# Podcasts



## Rackhouse Mayor (Sep 4, 2017)

I love podcasts but I find it hard to come across new ones. What podcasts are you listening to right now or recommend?

Some I've enjoyed:

Stuff You Should Know
 Money For The Rest of Us
 Freakonomics Radio
 This Week in Tech
 This Week in Google
 The TED Interview

Look forward to the responses!


----------



## dfw_pilot (Jan 28, 2017)

A buddy of mine got me onto The Privacy, Security, & OSINT Show and I really enjoy it.

I also enjoy the WhiteCoatInvestor which has lots of great investing information.

I also listen to America's Anchorman - the Doctor of Democracy, but he's behind a paywall.


----------



## Pete1313 (May 3, 2017)

Some turf related ones I listen to are,

-Turfnet Radio
-Cornell Turf Talk
-TurPH.Dudes
-Superintendant Radio Network


----------



## g-man (Jun 15, 2017)

To add to a few of the above ones:

- Radiolab
- Serial
- Stuff you missed in history class (when I'm done with everything else).


----------



## Art_Vandelay (Nov 20, 2018)

The Adam Carolla Show


----------



## pennstater2005 (Jul 17, 2017)

Dr. Death

True story of neurosurgeon who mutilated people but wasn't stopped for years.


----------



## daniel3507 (Jul 31, 2018)

pennstater2005 said:


> Dr. Death
> 
> True story of neurosurgeon who mutilated people but wasn't stopped for years.


This for sure. Crime Junkie is good too


----------



## pennstater2005 (Jul 17, 2017)

Car Talk for easy listening and a good laugh.


----------



## NewLawnJon (Aug 3, 2018)

I enjoy:

The Daily
Heavyweight
First Day Back
Legal Wars
Mogul
Reply All


----------



## craigdt (Apr 21, 2018)

Ill just drop this one here:

https://theprancingponypodcast.com/

For things concerning the works of JRR Tolkien, author of the Lord of the Rings and the Hobbit.
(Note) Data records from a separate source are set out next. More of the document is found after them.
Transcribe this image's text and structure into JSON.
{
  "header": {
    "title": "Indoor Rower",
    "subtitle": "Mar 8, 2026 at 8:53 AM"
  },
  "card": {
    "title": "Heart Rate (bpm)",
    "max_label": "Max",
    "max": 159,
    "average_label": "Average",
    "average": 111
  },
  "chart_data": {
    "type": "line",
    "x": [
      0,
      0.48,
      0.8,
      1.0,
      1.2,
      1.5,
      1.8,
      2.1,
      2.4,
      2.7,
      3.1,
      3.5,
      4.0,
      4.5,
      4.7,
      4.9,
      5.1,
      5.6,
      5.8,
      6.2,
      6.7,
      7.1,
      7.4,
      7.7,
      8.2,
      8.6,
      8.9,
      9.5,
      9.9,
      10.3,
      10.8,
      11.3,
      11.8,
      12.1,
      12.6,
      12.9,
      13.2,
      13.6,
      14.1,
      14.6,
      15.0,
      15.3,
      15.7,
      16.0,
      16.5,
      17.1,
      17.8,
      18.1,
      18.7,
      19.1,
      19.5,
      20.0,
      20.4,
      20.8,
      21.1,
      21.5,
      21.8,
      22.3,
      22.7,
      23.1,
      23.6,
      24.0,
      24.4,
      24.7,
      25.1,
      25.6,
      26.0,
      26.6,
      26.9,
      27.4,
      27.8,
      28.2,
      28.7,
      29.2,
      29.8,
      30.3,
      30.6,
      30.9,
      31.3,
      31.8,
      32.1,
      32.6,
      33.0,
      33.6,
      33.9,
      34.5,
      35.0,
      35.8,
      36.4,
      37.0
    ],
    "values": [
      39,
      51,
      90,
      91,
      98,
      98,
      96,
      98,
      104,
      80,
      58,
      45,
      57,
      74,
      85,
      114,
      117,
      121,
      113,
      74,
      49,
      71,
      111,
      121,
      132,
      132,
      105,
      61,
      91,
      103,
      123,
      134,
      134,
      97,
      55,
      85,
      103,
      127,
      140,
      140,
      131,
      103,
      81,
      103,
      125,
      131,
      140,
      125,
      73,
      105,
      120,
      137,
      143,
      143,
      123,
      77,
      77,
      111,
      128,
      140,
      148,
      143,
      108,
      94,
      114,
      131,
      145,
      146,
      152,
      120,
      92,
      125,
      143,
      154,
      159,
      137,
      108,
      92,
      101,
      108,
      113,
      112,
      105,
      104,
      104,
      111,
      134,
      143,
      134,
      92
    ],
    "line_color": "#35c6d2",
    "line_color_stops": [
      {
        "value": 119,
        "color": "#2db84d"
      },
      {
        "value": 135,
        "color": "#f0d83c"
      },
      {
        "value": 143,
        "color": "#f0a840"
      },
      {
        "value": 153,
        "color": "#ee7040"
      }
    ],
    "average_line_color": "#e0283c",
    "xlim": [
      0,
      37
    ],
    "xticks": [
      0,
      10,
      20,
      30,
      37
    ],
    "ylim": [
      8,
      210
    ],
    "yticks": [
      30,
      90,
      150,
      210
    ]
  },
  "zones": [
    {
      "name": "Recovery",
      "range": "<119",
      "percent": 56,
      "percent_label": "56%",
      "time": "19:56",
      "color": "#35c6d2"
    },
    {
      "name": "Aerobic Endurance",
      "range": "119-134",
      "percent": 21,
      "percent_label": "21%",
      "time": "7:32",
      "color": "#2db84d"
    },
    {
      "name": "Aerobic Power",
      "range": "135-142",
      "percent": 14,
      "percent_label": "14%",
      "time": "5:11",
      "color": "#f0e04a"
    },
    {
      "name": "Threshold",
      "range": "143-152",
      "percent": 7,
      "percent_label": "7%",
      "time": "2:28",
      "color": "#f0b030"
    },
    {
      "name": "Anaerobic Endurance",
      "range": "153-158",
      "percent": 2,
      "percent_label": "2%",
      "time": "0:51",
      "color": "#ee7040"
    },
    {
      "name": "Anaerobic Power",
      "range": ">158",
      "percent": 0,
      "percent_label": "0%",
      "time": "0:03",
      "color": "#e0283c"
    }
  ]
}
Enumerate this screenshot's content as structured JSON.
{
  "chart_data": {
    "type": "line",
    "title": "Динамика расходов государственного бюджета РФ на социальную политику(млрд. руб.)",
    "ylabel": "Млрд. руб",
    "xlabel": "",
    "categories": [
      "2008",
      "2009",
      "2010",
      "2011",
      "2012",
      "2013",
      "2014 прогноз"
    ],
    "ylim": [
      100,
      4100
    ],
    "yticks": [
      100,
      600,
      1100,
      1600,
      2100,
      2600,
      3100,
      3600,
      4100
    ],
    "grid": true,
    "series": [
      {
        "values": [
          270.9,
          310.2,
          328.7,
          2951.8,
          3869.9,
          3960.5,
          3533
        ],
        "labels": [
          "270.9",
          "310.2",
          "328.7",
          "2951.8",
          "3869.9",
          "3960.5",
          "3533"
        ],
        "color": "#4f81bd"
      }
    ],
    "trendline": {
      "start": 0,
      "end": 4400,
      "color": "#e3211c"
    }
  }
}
Very entertaining discussions. Highly recommended!


----------



## Stellar P (Apr 13, 2018)

Sword and Scale

The genre is true crime. I've never been into that genre, but now that I listen, it's such a great podcast.

Some of the episodes are really messed up. Season 1 has a lower production quality, but it really gets good.

Also, as mentioned above:

Radiolab

Stuff You Should Know

Freakonomics


----------